One method used to break the will of a captured prisoner is to fool the prisoner into believing that he is being placed into the custody of another country; a country decidedly pre-Miranda in its interrogation techniques.

Using US soldiers fluent in Saudi-accented Arabic, Zubaydah was convinced that he was transported into Saudi custody. Rather than becoming apprehensive when Zubaydah believed he was alone with Saudis out of ear shot of Americans, he attempted to play his “Get Out of Jail Free” card. Zubaydah asked his supposed Saudi jailors to contact Prince Ahmed bin Salman bin Abdul-Aziz, a nephew of King Fahd. Suddenly, Zubaydah was a fount of information as he tried to persuade his captors that he indeed did have high level benefactors. Zubaydah explained how Prince Ahmed and Mushaf Ali Mir, chief of Pakastani intelligence, both knew an attack was scheduled for September 11, although they did not know the details of the plot.

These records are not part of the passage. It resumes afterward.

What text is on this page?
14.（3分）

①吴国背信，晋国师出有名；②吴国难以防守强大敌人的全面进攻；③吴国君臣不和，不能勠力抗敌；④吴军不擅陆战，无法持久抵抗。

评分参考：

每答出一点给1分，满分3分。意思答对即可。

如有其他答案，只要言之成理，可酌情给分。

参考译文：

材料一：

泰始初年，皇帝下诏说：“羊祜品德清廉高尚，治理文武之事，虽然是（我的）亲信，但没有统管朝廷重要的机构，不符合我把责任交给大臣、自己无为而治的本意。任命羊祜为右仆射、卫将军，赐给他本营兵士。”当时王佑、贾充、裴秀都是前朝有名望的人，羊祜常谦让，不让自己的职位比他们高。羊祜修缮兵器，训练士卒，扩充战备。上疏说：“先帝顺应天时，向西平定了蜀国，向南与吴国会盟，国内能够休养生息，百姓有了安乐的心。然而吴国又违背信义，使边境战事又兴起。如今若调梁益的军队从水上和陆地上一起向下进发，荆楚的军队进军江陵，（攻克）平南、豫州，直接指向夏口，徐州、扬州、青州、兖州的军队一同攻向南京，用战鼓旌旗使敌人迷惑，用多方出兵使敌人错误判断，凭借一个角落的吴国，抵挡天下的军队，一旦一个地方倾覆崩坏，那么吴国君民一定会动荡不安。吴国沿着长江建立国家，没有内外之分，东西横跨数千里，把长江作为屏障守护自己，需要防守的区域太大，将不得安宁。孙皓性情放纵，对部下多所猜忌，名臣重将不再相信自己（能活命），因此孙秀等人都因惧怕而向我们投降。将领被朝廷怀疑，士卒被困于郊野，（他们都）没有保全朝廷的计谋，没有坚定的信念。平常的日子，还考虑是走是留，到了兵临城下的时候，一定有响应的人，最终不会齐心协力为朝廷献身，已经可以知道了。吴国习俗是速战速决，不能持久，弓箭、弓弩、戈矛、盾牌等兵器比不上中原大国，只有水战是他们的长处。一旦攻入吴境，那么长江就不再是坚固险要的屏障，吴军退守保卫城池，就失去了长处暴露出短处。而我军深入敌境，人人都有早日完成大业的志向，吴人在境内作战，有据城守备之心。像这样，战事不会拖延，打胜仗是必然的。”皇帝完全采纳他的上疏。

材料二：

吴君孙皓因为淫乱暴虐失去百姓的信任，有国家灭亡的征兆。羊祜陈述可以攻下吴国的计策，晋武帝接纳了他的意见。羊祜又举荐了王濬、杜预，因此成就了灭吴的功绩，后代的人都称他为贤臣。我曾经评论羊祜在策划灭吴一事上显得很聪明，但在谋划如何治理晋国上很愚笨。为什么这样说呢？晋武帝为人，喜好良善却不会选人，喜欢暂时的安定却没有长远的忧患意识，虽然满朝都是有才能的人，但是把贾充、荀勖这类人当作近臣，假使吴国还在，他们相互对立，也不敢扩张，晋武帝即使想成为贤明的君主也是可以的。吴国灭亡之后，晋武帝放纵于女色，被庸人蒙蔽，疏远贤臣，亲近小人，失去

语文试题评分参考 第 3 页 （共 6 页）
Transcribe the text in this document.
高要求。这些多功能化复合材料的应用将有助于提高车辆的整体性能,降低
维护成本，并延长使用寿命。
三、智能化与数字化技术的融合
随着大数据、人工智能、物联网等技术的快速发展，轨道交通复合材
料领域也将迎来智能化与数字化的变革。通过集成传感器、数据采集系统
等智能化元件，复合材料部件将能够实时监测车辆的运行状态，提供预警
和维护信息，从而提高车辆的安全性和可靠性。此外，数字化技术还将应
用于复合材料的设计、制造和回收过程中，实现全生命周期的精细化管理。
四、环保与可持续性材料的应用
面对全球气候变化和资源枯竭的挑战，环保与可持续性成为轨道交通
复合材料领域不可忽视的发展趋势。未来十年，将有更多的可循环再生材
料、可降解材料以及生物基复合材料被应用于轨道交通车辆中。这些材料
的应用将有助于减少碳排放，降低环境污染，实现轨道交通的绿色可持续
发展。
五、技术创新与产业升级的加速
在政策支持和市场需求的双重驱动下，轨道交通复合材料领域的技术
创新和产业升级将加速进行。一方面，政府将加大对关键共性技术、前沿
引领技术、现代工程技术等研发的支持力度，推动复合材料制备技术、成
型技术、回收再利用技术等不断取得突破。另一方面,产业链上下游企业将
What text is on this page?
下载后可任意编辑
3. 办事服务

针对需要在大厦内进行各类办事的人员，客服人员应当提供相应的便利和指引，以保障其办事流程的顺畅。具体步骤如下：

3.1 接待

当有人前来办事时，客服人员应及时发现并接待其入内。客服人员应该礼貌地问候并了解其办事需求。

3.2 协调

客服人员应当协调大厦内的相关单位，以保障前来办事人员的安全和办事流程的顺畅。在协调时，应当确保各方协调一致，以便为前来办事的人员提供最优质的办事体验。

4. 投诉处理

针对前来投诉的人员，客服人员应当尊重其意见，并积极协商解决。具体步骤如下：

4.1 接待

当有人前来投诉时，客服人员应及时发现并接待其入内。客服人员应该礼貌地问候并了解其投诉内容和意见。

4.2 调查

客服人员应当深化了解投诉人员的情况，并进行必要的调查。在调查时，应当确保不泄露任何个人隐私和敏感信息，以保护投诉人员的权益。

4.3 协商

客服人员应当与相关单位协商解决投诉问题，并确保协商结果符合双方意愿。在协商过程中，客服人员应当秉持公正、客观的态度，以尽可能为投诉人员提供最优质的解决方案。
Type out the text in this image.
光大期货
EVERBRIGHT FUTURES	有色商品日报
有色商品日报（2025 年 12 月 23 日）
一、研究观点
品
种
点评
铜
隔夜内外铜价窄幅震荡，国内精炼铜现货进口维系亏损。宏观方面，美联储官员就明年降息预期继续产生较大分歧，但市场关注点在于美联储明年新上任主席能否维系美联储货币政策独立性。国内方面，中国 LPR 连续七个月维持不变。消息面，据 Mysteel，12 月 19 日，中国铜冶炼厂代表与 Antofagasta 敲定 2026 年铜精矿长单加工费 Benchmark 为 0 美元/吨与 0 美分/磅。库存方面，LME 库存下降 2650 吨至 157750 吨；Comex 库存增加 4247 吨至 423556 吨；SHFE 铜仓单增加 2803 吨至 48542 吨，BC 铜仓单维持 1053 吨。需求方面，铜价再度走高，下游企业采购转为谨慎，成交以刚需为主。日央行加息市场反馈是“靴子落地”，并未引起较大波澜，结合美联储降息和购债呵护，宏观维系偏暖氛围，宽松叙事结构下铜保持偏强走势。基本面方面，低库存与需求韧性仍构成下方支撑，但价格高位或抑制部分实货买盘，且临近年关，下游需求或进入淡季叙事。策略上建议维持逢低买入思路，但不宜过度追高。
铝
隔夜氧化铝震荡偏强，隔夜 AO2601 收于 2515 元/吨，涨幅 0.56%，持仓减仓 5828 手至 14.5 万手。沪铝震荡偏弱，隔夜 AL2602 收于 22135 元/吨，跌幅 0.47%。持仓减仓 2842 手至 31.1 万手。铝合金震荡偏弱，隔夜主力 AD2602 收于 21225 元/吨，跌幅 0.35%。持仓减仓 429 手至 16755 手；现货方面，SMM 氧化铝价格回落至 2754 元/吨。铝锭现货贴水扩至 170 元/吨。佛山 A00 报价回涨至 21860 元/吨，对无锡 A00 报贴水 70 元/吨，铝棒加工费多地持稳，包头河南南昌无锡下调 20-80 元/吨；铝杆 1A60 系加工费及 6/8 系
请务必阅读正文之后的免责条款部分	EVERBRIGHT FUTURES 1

Of course, when confronted, the Saudi and Pakistani governments denied helping Al Qaeda. However, four months later, Prince Ahmed died of a heart attack at the age of 43. Another Saudi cited by Zubaydah died in a car accident and yet another “died of thirst” in the dessert. Pakistani Mushaf Ali Mir and a plane load of associates died in a plane crash a little while later. Posner suggests that these deaths were not coincidental.

Although Posner’s book is disheartening, it also offers hope. The terrorists who carried out the September 11 attacks, were not particularly clever. Any number of relatively small changes in homeland security would have made it much easier to track and capture these terrorists. Now that we have been re-awakened, we must not be lulled to sleep once again.